I drove it to see if the battery was doing something stupid after heat soak. Got back the the house. It cranked 25 times total without fail. I don't know what that **** was about.
I have made myself upset that they gave me a reman starter to warranty out a new starter, but that's typical in the parts world and free is free. I just don't get how the new starter did the same thing as the one I took off after cranking once.

Sent from my motorola one 5G using Tapatalk
 
I would go a different route but I got this starter warrantied out..... And it looks like it's a short time. I put the positive cable/trigger wire combo back in the truck, checked the battery, the connections. Hit the trigger wire with 12V, arced with no response from the starter. I got a broom stick and beat the **** out of the cap over the contactor and the POS cranked. Starter crank d over ONE TIME and the contacts **** the bed.

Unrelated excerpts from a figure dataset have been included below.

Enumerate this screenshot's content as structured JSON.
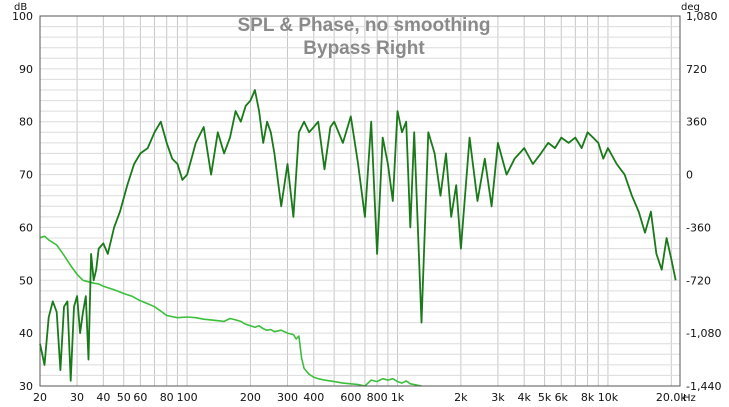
{
  "chart_data": {
    "type": "line",
    "title": "SPL & Phase, no smoothing",
    "subtitle": "Bypass Right",
    "left_unit": "dB",
    "right_unit": "deg",
    "x_unit": "Hz",
    "x_scale": "log",
    "xlim": [
      20,
      22000
    ],
    "ylim": [
      30,
      100
    ],
    "y2lim": [
      -1440,
      1080
    ],
    "grid": true,
    "x_ticks": [
      {
        "value": 20,
        "label": "20"
      },
      {
        "value": 30,
        "label": "30"
      },
      {
        "value": 40,
        "label": "40"
      },
      {
        "value": 50,
        "label": "50"
      },
      {
        "value": 60,
        "label": "60"
      },
      {
        "value": 80,
        "label": "80"
      },
      {
        "value": 100,
        "label": "100"
      },
      {
        "value": 200,
        "label": "200"
      },
      {
        "value": 300,
        "label": "300"
      },
      {
        "value": 400,
        "label": "400"
      },
      {
        "value": 600,
        "label": "600"
      },
      {
        "value": 800,
        "label": "800"
      },
      {
        "value": 1000,
        "label": "1k"
      },
      {
        "value": 2000,
        "label": "2k"
      },
      {
        "value": 3000,
        "label": "3k"
      },
      {
        "value": 4000,
        "label": "4k"
      },
      {
        "value": 5000,
        "label": "5k"
      },
      {
        "value": 6000,
        "label": "6k"
      },
      {
        "value": 8000,
        "label": "8k"
      },
      {
        "value": 10000,
        "label": "10k"
      },
      {
        "value": 20000,
        "label": "20.0k"
      }
    ],
    "y_ticks": [
      {
        "value": 30,
        "label": "30"
      },
      {
        "value": 40,
        "label": "40"
      },
      {
        "value": 50,
        "label": "50"
      },
      {
        "value": 60,
        "label": "60"
      },
      {
        "value": 70,
        "label": "70"
      },
      {
        "value": 80,
        "label": "80"
      },
      {
        "value": 90,
        "label": "90"
      },
      {
        "value": 100,
        "label": "100"
      }
    ],
    "y2_ticks": [
      {
        "value": 1080,
        "label": "1,080"
      },
      {
        "value": 720,
        "label": "720"
      },
      {
        "value": 360,
        "label": "360"
      },
      {
        "value": 0,
        "label": "0"
      },
      {
        "value": -360,
        "label": "-360"
      },
      {
        "value": -720,
        "label": "-720"
      },
      {
        "value": -1080,
        "label": "-1,080"
      },
      {
        "value": -1440,
        "label": "-1,440"
      }
    ],
    "series": [
      {
        "axis": "left",
        "color": "#1a7a1a",
        "x": [
          20,
          21,
          22,
          23,
          24,
          25,
          26,
          27,
          28,
          29,
          30,
          31,
          32,
          33,
          34,
          35,
          36,
          37,
          38,
          40,
          42,
          45,
          48,
          52,
          56,
          60,
          65,
          70,
          75,
          80,
          85,
          90,
          95,
          100,
          110,
          120,
          130,
          140,
          150,
          160,
          170,
          180,
          190,
          200,
          210,
          220,
          230,
          240,
          250,
          260,
          280,
          300,
          320,
          340,
          360,
          380,
          400,
          420,
          450,
          480,
          500,
          550,
          600,
          650,
          700,
          750,
          800,
          850,
          900,
          950,
          1000,
          1050,
          1100,
          1150,
          1200,
          1300,
          1400,
          1500,
          1600,
          1700,
          1800,
          1900,
          2000,
          2200,
          2400,
          2600,
          2800,
          3000,
          3300,
          3600,
          4000,
          4400,
          4800,
          5200,
          5600,
          6000,
          6500,
          7000,
          7500,
          8000,
          8500,
          9000,
          9500,
          10000,
          11000,
          12000,
          13000,
          14000,
          15000,
          16000,
          17000,
          18000,
          19000,
          20000,
          21000
        ],
        "y": [
          38,
          34,
          43,
          46,
          44,
          33,
          45,
          46,
          31,
          45,
          47,
          40,
          44,
          47,
          35,
          55,
          50,
          52,
          56,
          57,
          55,
          60,
          63,
          68,
          72,
          74,
          75,
          78,
          80,
          76,
          73,
          72,
          69,
          70,
          76,
          79,
          70,
          78,
          74,
          77,
          82,
          80,
          83,
          84,
          86,
          82,
          76,
          80,
          78,
          74,
          64,
          72,
          62,
          78,
          80,
          78,
          79,
          80,
          71,
          79,
          80,
          76,
          81,
          72,
          62,
          80,
          55,
          77,
          72,
          65,
          82,
          78,
          80,
          60,
          78,
          42,
          78,
          74,
          66,
          74,
          62,
          68,
          56,
          77,
          65,
          73,
          64,
          76,
          70,
          73,
          75,
          72,
          74,
          76,
          75,
          77,
          76,
          77,
          75,
          78,
          77,
          76,
          73,
          75,
          72,
          70,
          66,
          63,
          59,
          63,
          55,
          52,
          58,
          54,
          50
        ]
      },
      {
        "axis": "right",
        "color": "#3cbf3c",
        "x": [
          20,
          21,
          22,
          24,
          26,
          28,
          30,
          32,
          34,
          36,
          38,
          40,
          45,
          50,
          55,
          60,
          65,
          70,
          75,
          80,
          90,
          100,
          110,
          120,
          130,
          140,
          150,
          160,
          170,
          180,
          190,
          200,
          210,
          220,
          230,
          240,
          250,
          260,
          280,
          300,
          320,
          330,
          340,
          350,
          360,
          380,
          400,
          420,
          450,
          500,
          550,
          600,
          650,
          700,
          750,
          800,
          850,
          900,
          950,
          1000,
          1050,
          1100,
          1150,
          1200,
          1250,
          1300
        ],
        "y": [
          -430,
          -420,
          -445,
          -480,
          -550,
          -620,
          -680,
          -720,
          -730,
          -740,
          -745,
          -760,
          -785,
          -810,
          -830,
          -860,
          -880,
          -900,
          -930,
          -960,
          -975,
          -970,
          -975,
          -985,
          -990,
          -995,
          -1000,
          -980,
          -990,
          -1000,
          -1020,
          -1030,
          -1040,
          -1030,
          -1050,
          -1060,
          -1055,
          -1070,
          -1060,
          -1080,
          -1090,
          -1120,
          -1100,
          -1250,
          -1320,
          -1360,
          -1380,
          -1390,
          -1400,
          -1410,
          -1420,
          -1425,
          -1430,
          -1440,
          -1400,
          -1410,
          -1390,
          -1400,
          -1390,
          -1410,
          -1420,
          -1405,
          -1425,
          -1430,
          -1435,
          -1440
        ]
      }
    ]
  }
}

I drove it to see if the battery was doing something stupid after heat soak. Got back the the house. It cranked 25 times total without fail. I don't know what that **** was about.
I have made myself upset that they gave me a reman starter to warranty out a new starter, but that's typical in the parts world and free is free. I just don't get how the new starter did the same thing as the one I took off after cranking once.

Sent from my motorola one 5G using Tapatalk

I don't understand it either, when I worked at the ford dealer, even brand new from ford there were parts that were bad from the box. Hell, one time advanced auto gave me 4 different alternators for my Vic before getting one that worked in there parking lot. Sadly just the way the world is sometimes.